Maartje J.Levels, Cynthia M.Fehres, Lisa G.M. van Baarsen, Nathalie O.P. van Uden, Kristine Germar, Tom G.O'Toole, Iris C.J.Blijdorp, Johanna F.Semmelink, Marieke E.Doorenspleet, Arjen Q.Bakker, Mikhail Krasavin, Alexey Tomilin, Sophie Brouard, Hergen Spits, Dominique L.P.Baeten, Nataliya G.Yeremenko, BOB.1 controls memory B-cell fate in the germinal center reaction, J. Autoimmun. 2019. DOI: 10.1016/j.jaut.2019.04.011
During T cell-dependent (TD) germinal center (GC) responses, naïve B cells are instructed to differentiate towards GC B cells (GCBC), high-affinity long-lived plasma cells (LLPC) or memory B cells (Bmem). Alterations in the B cell-fate choice could contribute to immune dysregulation leading to the loss of self-tolerance and the initiation of autoimmune disease. Here we show that mRNA levels of the transcription regulator BOB.1 are increased in the lymph node compartment of patients with rheumatoid arthritis (RA), a prototypical autoimmune disease caused by the loss of immunological tolerance.
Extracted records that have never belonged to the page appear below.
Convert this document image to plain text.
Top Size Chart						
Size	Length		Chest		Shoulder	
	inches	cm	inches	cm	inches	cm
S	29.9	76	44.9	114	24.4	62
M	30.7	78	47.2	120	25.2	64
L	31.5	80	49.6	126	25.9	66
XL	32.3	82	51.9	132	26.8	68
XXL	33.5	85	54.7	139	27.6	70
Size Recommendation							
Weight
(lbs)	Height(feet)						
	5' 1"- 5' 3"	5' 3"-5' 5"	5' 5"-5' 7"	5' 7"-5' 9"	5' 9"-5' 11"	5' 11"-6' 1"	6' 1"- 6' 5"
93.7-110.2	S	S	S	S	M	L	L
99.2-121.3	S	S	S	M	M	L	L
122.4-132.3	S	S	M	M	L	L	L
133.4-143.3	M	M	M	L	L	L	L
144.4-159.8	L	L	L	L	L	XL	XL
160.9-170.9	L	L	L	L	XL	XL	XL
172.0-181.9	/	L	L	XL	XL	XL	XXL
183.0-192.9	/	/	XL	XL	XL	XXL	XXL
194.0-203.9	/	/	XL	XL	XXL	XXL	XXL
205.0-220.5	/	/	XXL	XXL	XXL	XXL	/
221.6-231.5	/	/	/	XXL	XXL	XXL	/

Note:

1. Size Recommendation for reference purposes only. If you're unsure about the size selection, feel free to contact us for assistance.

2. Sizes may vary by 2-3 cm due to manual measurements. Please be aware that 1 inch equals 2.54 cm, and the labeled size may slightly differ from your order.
Investigating to what extent levels of BOB.1 impact B cells during TD immune responses we found that BOB.1 has a crucial role in determining the B cell-fate decision. High BOB.1 levels promote the generation of cells with phenotypic and functional characteristics of Bmem. Mechanistically, overexpression of BOB.1 drives ABF1 and suppresses BCL6, favouring Bmem over LLPC or recycling GCBC. Low levels of BOB.1 are sufficient for LLPC but not for Bmem differentiation. Our findings demonstrate a novel role for BOB.1 in B cells during TD GC responses and suggest that its dysregulation may contribute to the pathogenesis of RA by disturbing the B cell-fate determination.